In terms of volume, the index showed the number of units resold in all regions went up by 2.4 percent to 1,636 in November from 1,598 in October and increased 21.8 percent higher year on year. This was also driven by sales generated outside core markets, with nearly 60 percent of the total coming from the OCR area, 26 percent from RCR and the rest from the CCR.
“Looking ahead into the next year, we are expecting condo resale prices to either experience moderate rises or stabilise around current levels,” Pow said. “If the current recovery of the domestic economy and labour market continue, the condo resale market may stay fairly buoyant in the coming year – especially if mortgage rates remain near current lows and substantial reopening continues to boost economic recovery.”
Pow added that the sustained upward pricing trend has been a key motivator for homeowners to put their aging residential towers up for collective sale, with developers snatching up sites, as the available pool of unsold private residential units remained low at 17,165 in the third quarter.

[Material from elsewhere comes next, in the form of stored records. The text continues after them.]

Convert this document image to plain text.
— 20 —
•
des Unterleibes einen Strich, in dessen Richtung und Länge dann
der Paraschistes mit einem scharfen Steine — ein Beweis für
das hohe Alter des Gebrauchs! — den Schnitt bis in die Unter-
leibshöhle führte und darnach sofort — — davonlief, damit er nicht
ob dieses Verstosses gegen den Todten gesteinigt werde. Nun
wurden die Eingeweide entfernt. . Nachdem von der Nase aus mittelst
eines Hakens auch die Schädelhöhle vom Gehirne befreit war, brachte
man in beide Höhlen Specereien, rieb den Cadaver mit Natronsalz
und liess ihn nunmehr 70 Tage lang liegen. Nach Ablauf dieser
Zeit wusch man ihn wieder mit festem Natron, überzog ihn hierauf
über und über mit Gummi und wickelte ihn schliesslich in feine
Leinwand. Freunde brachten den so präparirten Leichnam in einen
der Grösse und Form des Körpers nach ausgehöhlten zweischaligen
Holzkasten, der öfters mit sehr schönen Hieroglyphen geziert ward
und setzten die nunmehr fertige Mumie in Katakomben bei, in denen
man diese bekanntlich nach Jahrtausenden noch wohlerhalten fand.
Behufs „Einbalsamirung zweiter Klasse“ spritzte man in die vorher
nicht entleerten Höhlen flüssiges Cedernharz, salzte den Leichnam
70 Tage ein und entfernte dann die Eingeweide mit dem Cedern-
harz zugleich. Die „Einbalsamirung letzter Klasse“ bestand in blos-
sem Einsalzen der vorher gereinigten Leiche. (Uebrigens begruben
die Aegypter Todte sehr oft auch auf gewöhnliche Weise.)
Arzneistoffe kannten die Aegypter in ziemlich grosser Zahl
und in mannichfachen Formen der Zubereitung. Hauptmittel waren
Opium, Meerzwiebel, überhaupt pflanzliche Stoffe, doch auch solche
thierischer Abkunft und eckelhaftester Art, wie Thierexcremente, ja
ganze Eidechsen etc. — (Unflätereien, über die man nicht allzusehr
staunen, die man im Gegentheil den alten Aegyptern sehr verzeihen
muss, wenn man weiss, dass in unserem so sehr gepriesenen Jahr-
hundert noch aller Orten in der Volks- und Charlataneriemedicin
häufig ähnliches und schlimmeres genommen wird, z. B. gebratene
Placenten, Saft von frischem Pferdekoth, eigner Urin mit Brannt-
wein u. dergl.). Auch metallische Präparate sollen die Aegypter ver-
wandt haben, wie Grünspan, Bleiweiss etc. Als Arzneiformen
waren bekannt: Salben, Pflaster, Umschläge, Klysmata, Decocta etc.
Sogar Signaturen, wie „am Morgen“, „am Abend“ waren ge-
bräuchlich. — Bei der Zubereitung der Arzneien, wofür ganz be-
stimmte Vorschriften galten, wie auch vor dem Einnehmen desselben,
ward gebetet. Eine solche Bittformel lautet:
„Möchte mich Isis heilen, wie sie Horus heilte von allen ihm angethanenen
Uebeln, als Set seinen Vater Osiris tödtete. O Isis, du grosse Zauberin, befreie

In the past three months, there were at least five successful collective sales led by Hoi Hup Realty’s S$815 million ($600.2 million) purchase of a Thiam Siew Avenue project last month.
That transaction was followed soon after by a successful bid from a consortium led by companies controlled by mainland billionaire Gordon Tang picking up a mixed-use site in District 9, and Hong Kong’s Shun Tak buying the 22-storey High Point near Orchard Road for S$556.7 million last week.